Panik rasanya, khawatir tidak bisa datang ke SM Tower, tempat acara berlangsung. Segala obat saya coba, mulai dari paracetamol dan Counterpain Cool, ditambah minum air putih yang banyak, minum jus buah, sampai beli Salonpas Spray lewat aplikasi Halodoc. 

Seharusnya, panitia diminta tiba di tempat jam 10, tetapi saya izin baru bisa datang setelah jam 11, menunggu obat bekerja. Saat saya yakin sudah bisa berdiri tegak (walau sakitnya masih terasa), saya pun berangkat.

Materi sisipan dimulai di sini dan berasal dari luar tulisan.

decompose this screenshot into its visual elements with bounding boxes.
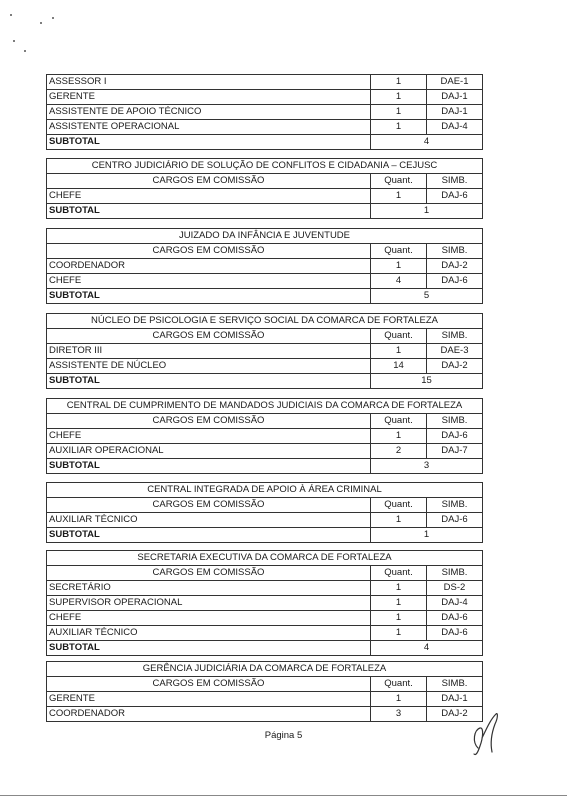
cargo-cell: AUXILIAR OPERACIONAL [47, 444, 371, 459]
section-title: CENTRO JUDICIÁRIO DE SOLUÇÃO DE CONFLITOS E CIDADANIA – CEJUSC [47, 159, 483, 174]
simb-cell: DAJ-6 [427, 189, 483, 204]
header-cargos: CARGOS EM COMISSÃO [47, 677, 371, 692]
quant-cell: 1 [371, 596, 427, 611]
cargo-cell: CHEFE [47, 429, 371, 444]
subtotal-value: 4 [371, 135, 483, 150]
header-simb: SIMB. [427, 414, 483, 429]
subtotal-label: SUBTOTAL [47, 528, 371, 543]
section-cejusc [46, 158, 483, 219]
page-number: Página 5 [264, 730, 303, 741]
cargo-cell: GERENTE [47, 90, 371, 105]
quant-cell: 1 [371, 692, 427, 707]
cargo-cell: COORDENADOR [47, 707, 371, 722]
table-row [47, 359, 483, 374]
quant-cell: 1 [371, 429, 427, 444]
subtotal-label: SUBTOTAL [47, 289, 371, 304]
subtotal-row [47, 374, 483, 389]
cargo-cell: CHEFE [47, 274, 371, 289]
scan-speck [52, 17, 54, 19]
quant-cell: 1 [371, 626, 427, 641]
header-simb: SIMB. [427, 498, 483, 513]
table-row [47, 105, 483, 120]
scan-speck [13, 40, 15, 42]
simb-cell: DAJ-1 [427, 90, 483, 105]
subtotal-label: SUBTOTAL [47, 459, 371, 474]
quant-cell: 1 [371, 75, 427, 90]
simb-cell: DAJ-6 [427, 611, 483, 626]
simb-cell: DAJ-2 [427, 259, 483, 274]
subtotal-value: 3 [371, 459, 483, 474]
header-quant: Quant. [371, 174, 427, 189]
quant-cell: 14 [371, 359, 427, 374]
cargo-cell: SECRETÁRIO [47, 581, 371, 596]
simb-cell: DAJ-6 [427, 429, 483, 444]
section-nucleo-psicologia [46, 313, 483, 389]
header-quant: Quant. [371, 329, 427, 344]
header-cargos: CARGOS EM COMISSÃO [47, 174, 371, 189]
cargo-cell: SUPERVISOR OPERACIONAL [47, 596, 371, 611]
table-row [47, 692, 483, 707]
subtotal-value: 1 [371, 204, 483, 219]
section-central-mandados [46, 398, 483, 474]
section-title: CENTRAL DE CUMPRIMENTO DE MANDADOS JUDICIAIS DA COMARCA DE FORTALEZA [47, 399, 483, 414]
subtotal-label: SUBTOTAL [47, 204, 371, 219]
simb-cell: DAJ-2 [427, 707, 483, 722]
section-title: JUIZADO DA INFÂNCIA E JUVENTUDE [47, 229, 483, 244]
header-quant: Quant. [371, 244, 427, 259]
subtotal-row [47, 528, 483, 543]
cargo-cell: ASSISTENTE DE NÚCLEO [47, 359, 371, 374]
section-gerencia-judiciaria [46, 661, 483, 722]
header-cargos: CARGOS EM COMISSÃO [47, 414, 371, 429]
table-row [47, 596, 483, 611]
quant-cell: 1 [371, 189, 427, 204]
subtotal-row [47, 289, 483, 304]
quant-cell: 2 [371, 444, 427, 459]
table-row [47, 90, 483, 105]
subtotal-row [47, 135, 483, 150]
quant-cell: 1 [371, 259, 427, 274]
section-title: SECRETARIA EXECUTIVA DA COMARCA DE FORTALEZA [47, 551, 483, 566]
header-cargos: CARGOS EM COMISSÃO [47, 244, 371, 259]
table-row [47, 189, 483, 204]
section-title: CENTRAL INTEGRADA DE APOIO À ÁREA CRIMINAL [47, 483, 483, 498]
cargo-cell: ASSISTENTE DE APOIO TÉCNICO [47, 105, 371, 120]
simb-cell: DAE-1 [427, 75, 483, 90]
simb-cell: DAJ-1 [427, 105, 483, 120]
simb-cell: DAJ-7 [427, 444, 483, 459]
subtotal-label: SUBTOTAL [47, 641, 371, 656]
cargo-cell: COORDENADOR [47, 259, 371, 274]
section-central-integrada [46, 482, 483, 543]
section-juizado-infancia [46, 228, 483, 304]
quant-cell: 1 [371, 344, 427, 359]
simb-cell: DAJ-1 [427, 692, 483, 707]
header-quant: Quant. [371, 566, 427, 581]
subtotal-value: 5 [371, 289, 483, 304]
subtotal-row [47, 204, 483, 219]
simb-cell: DAJ-6 [427, 626, 483, 641]
table-continuation [46, 74, 483, 150]
quant-cell: 1 [371, 105, 427, 120]
table-row [47, 581, 483, 596]
table-row [47, 274, 483, 289]
simb-cell: DAE-3 [427, 344, 483, 359]
header-cargos: CARGOS EM COMISSÃO [47, 566, 371, 581]
simb-cell: DS-2 [427, 581, 483, 596]
bottom-scan-edge [0, 795, 567, 796]
table-row [47, 259, 483, 274]
simb-cell: DAJ-2 [427, 359, 483, 374]
header-quant: Quant. [371, 414, 427, 429]
section-secretaria-executiva [46, 550, 483, 656]
simb-cell: DAJ-6 [427, 274, 483, 289]
simb-cell: DAJ-6 [427, 513, 483, 528]
table-row [47, 429, 483, 444]
subtotal-value: 1 [371, 528, 483, 543]
section-title: NÚCLEO DE PSICOLOGIA E SERVIÇO SOCIAL DA COMARCA DE FORTALEZA [47, 314, 483, 329]
quant-cell: 1 [371, 120, 427, 135]
table-row [47, 75, 483, 90]
header-simb: SIMB. [427, 244, 483, 259]
scan-speck [24, 50, 26, 52]
subtotal-row [47, 641, 483, 656]
cargo-cell: CHEFE [47, 189, 371, 204]
header-simb: SIMB. [427, 174, 483, 189]
cargo-cell: DIRETOR III [47, 344, 371, 359]
scan-speck [40, 22, 42, 24]
cargo-cell: AUXILIAR TÉCNICO [47, 513, 371, 528]
quant-cell: 4 [371, 274, 427, 289]
simb-cell: DAJ-4 [427, 120, 483, 135]
subtotal-value: 15 [371, 374, 483, 389]
header-quant: Quant. [371, 677, 427, 692]
cargo-cell: AUXILIAR TÉCNICO [47, 626, 371, 641]
table-row [47, 344, 483, 359]
table-row [47, 626, 483, 641]
table-row [47, 120, 483, 135]
header-simb: SIMB. [427, 329, 483, 344]
cargo-cell: ASSISTENTE OPERACIONAL [47, 120, 371, 135]
quant-cell: 1 [371, 611, 427, 626]
table-row [47, 513, 483, 528]
cargo-cell: GERENTE [47, 692, 371, 707]
header-simb: SIMB. [427, 566, 483, 581]
table-row [47, 707, 483, 722]
quant-cell: 1 [371, 513, 427, 528]
header-cargos: CARGOS EM COMISSÃO [47, 329, 371, 344]
header-quant: Quant. [371, 498, 427, 513]
subtotal-value: 4 [371, 641, 483, 656]
quant-cell: 1 [371, 581, 427, 596]
subtotal-label: SUBTOTAL [47, 374, 371, 389]
cargo-cell: ASSESSOR I [47, 75, 371, 90]
quant-cell: 1 [371, 90, 427, 105]
subtotal-label: SUBTOTAL [47, 135, 371, 150]
simb-cell: DAJ-4 [427, 596, 483, 611]
scan-speck [10, 14, 12, 16]
header-simb: SIMB. [427, 677, 483, 692]
cargo-cell: CHEFE [47, 611, 371, 626]
table-row [47, 444, 483, 459]
table-row [47, 611, 483, 626]
section-title: GERÊNCIA JUDICIÁRIA DA COMARCA DE FORTALEZA [47, 662, 483, 677]
subtotal-row [47, 459, 483, 474]
header-cargos: CARGOS EM COMISSÃO [47, 498, 371, 513]
quant-cell: 3 [371, 707, 427, 722]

Masih sempat shalat Dhuhur di kos, ternyata.

Teman-teman Jogja mengabari bahwa mereka sedang mengajak makan para peserta (dan panitia, termasuk DP) yang sudah hadir makan siang di sebuah rumah makan tak jauh dari hotel. Akan tetapi, karena merasa tidak lapar, saya langsung masuk ke hotel dan menuju ruang acara di lantai 8, yang saya kira kosong.

Ternyata sudah ada dua anggota DP di sana.

Ajaibnya, tanpa mereka memperkenalkan diri, saya tahu persis siapa saja kedua orang itu: Rahmadiyanti Rusdi (yang biasa disapa Mbak Dee) dan Intan Savitri (yang dulu punya nama pena Izzatul Jannah).

Awalnya, saya nervous mau membuka obrolan selain sekadar menyapa. Pembawaan mereka yang ramah dan supel membuat saya selanjutnya nyaman saja menceritakan tentang diri saya, pekerjaan saya, riwayat perjalanan saya di FLP, dan membeberkan judul buku-buku Bu Intan yang saya baca waktu SMP, yang sebagian besar bertema pernikahan, hehe.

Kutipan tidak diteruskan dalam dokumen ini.